The second reason is purely moral. The presence of a trophy enemy weapon in a person testified to his valor, daring, in the end, shelling no less weighty and visible than a medal or order, which, especially at the beginning of the war, only a few could boast. Not that they did not deserve it - they were rarely awarded then. Yes, some photographs from the family archives, in which yesterday's boys parabellum parabellum or Waltera, clearly showing off, cause a smile. Just don't forget how they got these things. And at the same time, the fact that these boys who survived in 1945 smashed the "millennial Reich" into small smithereens.

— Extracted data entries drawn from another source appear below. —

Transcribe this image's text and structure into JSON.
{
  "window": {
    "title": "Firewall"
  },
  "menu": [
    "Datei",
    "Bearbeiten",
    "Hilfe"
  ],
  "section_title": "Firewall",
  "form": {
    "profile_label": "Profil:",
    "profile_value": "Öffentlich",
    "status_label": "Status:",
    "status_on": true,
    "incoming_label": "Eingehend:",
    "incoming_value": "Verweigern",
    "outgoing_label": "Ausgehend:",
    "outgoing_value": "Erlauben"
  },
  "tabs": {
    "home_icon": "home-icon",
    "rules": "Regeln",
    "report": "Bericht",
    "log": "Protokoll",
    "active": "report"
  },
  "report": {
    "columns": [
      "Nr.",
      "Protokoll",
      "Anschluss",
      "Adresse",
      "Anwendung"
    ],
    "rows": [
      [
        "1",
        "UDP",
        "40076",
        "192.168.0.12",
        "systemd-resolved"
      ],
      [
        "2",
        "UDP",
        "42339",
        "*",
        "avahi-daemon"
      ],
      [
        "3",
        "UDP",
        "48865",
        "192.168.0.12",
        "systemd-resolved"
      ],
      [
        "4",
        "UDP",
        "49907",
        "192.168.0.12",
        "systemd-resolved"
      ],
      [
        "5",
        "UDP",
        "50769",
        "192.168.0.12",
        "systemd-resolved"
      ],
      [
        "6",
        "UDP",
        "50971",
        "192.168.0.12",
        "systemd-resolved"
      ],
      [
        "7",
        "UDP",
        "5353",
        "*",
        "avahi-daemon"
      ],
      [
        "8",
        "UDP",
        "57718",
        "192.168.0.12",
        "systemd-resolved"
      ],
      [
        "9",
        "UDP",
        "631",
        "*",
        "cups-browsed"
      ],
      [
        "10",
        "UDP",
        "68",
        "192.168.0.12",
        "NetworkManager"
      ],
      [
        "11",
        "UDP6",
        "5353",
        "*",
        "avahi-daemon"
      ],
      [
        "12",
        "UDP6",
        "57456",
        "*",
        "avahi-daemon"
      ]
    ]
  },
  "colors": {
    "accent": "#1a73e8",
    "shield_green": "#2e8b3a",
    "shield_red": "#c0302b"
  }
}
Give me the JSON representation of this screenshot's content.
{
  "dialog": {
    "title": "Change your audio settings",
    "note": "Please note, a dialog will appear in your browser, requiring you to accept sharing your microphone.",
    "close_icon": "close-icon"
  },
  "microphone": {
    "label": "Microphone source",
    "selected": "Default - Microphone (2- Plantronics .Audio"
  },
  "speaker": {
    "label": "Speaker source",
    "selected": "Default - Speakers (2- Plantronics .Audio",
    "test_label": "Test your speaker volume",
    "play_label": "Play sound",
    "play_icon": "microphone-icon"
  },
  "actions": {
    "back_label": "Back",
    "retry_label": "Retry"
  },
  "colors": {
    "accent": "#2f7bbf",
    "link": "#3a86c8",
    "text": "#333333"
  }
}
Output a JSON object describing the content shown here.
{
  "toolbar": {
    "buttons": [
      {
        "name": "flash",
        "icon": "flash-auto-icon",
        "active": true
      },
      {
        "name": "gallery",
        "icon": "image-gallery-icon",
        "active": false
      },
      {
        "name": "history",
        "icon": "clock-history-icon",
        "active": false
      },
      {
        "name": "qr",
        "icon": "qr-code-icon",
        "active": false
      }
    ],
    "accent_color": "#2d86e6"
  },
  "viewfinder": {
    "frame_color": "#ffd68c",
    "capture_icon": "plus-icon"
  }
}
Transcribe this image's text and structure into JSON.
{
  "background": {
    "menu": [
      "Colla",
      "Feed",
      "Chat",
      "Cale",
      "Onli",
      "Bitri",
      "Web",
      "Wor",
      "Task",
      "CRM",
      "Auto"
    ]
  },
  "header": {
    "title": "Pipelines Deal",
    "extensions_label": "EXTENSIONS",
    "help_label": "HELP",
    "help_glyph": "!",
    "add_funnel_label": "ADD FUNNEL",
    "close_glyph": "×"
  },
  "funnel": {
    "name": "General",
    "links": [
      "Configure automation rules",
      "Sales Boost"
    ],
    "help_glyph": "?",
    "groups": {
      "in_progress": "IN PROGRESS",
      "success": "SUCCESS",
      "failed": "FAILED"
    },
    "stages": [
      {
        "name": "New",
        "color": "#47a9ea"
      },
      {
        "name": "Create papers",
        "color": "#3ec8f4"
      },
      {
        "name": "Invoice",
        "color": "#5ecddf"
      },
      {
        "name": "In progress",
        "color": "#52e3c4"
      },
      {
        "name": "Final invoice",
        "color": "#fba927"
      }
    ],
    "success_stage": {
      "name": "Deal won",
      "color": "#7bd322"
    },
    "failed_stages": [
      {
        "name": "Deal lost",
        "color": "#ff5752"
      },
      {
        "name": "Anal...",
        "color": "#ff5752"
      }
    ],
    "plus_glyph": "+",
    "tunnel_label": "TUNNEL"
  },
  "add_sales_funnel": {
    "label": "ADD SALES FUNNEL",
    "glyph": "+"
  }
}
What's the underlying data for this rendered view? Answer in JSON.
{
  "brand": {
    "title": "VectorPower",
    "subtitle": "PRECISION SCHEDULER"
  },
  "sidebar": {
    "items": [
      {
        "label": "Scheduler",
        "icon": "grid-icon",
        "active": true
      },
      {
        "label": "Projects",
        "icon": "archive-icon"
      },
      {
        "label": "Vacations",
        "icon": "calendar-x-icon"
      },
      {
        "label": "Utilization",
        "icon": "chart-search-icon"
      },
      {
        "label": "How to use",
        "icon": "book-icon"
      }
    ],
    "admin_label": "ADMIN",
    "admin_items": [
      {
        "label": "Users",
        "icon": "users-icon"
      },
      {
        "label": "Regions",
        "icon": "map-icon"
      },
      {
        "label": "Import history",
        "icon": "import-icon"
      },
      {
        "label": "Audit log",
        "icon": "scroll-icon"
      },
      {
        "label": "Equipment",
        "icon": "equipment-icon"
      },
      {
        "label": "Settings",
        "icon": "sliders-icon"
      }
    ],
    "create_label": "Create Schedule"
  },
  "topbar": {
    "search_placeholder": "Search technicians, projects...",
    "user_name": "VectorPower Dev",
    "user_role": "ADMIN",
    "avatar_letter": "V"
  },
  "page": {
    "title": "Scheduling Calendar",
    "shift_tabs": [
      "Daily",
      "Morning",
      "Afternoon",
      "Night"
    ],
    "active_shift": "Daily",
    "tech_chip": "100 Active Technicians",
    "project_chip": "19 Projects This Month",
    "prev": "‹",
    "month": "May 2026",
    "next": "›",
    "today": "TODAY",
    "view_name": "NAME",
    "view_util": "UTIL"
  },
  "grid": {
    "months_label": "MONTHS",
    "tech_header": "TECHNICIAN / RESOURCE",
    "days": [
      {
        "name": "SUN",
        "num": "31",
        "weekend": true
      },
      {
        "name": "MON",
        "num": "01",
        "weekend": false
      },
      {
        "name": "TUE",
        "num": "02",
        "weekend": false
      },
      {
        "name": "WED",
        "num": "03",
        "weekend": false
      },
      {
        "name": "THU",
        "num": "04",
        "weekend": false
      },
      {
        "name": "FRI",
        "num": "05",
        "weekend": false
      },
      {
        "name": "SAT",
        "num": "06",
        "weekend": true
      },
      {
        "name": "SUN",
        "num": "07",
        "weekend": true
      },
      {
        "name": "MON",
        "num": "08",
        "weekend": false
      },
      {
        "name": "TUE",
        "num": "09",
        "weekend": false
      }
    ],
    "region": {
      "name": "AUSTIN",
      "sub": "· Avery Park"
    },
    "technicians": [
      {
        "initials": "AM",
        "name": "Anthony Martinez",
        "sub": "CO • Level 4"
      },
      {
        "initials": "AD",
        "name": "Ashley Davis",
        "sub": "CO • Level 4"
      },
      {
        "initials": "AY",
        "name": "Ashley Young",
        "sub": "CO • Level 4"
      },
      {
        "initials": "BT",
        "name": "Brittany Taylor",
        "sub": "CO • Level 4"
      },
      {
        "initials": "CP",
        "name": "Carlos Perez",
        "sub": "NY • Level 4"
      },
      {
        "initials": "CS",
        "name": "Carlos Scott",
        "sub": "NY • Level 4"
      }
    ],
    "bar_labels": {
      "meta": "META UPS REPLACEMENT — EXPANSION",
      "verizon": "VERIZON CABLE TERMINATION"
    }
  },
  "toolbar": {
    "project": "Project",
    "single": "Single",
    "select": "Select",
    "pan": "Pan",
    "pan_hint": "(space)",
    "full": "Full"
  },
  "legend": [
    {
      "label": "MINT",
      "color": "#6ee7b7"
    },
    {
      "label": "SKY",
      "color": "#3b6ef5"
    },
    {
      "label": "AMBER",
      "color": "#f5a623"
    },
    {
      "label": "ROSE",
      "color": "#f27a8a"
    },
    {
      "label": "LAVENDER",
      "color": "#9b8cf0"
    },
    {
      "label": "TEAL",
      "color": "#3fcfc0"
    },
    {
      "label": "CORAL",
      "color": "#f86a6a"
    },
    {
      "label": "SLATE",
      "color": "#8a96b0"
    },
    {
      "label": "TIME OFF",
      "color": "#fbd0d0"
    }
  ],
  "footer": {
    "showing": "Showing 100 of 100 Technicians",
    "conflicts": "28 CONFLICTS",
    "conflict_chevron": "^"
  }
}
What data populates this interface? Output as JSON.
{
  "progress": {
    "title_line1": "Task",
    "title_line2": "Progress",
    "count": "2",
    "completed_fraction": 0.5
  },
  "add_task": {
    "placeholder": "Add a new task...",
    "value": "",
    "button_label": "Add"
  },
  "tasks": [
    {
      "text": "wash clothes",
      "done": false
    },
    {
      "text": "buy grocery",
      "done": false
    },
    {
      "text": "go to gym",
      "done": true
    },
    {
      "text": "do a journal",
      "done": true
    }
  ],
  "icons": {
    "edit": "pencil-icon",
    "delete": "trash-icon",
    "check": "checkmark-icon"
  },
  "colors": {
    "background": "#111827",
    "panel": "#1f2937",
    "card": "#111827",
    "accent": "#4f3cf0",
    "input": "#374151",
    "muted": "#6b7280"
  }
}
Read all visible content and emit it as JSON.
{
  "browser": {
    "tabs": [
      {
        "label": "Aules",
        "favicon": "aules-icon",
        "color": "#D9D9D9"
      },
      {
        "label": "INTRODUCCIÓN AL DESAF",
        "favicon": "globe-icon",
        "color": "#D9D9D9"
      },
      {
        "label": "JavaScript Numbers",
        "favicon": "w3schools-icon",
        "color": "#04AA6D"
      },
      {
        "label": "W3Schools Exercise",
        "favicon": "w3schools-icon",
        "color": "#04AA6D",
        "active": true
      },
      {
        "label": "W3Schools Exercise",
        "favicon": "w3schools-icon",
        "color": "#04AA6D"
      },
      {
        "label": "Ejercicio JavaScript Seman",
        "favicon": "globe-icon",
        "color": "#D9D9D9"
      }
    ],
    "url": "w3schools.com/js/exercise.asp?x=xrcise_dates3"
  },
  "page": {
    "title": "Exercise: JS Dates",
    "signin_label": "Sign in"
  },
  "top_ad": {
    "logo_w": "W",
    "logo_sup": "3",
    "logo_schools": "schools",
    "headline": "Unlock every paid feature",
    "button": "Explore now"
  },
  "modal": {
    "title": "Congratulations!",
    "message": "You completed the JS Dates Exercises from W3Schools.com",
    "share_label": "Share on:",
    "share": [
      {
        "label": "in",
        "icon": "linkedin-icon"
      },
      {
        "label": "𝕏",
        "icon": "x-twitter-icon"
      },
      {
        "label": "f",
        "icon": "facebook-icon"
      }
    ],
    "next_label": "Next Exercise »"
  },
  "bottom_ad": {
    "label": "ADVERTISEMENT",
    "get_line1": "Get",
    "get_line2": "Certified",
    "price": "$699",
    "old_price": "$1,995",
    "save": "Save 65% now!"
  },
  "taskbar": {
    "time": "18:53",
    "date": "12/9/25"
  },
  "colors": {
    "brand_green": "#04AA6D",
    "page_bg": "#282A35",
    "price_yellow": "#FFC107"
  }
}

Well, the third reason is purely mercantile and down-to-earth. War has its own laws - both written and unwritten. Relationships arise between people that do not fully fit into the framework of the charter. And the war also has its own "currency": smoke, alcohol, food not from the "common pot". And the weapon, of course, is such that it could become an enviable gift with which you can "resolve the issue" with some staff officer. After all, he also has a trophy for hunting, but where can he get it? And you, for example, need to transfer to another part or urgently go on vacation, or even bother for one of your comrades in arms in some matter. Why not respect the right person? In the end, a trophy pistol could simply be exchanged for something useful or tasty.
By the way, trophy German pistols were considered a particularly valuable "souvenir" among one very specific category of pilots. Specifically - from the pilots who delivered cargo for the front line to our glorious partisans. After all, it seems that a person does the most necessary thing - without the help of the "Big Land", the people's avengers can not. And still not a fighter, not a bomber. So, some kind of "truck" ... I got this detail from the memoirs of some partisan commanders - pilots with the coveted trophies they wholeheartedly presented. And what? Good people are happy, but they themselves have such good - in bulk.
These are, in fact, all the real, not far-fetched reasons for the popularity of German pistols among the soldiers and commanders of the Red Army during the Great Patriotic War. No one thought to replace them with powerful, reliable, long-range service TTs and Nagans. They played the role of nothing more than an additional, spare weapon, or even a front-line "currency". We have defeated the enemy with our Soviet weapons - and there is nothing to write about!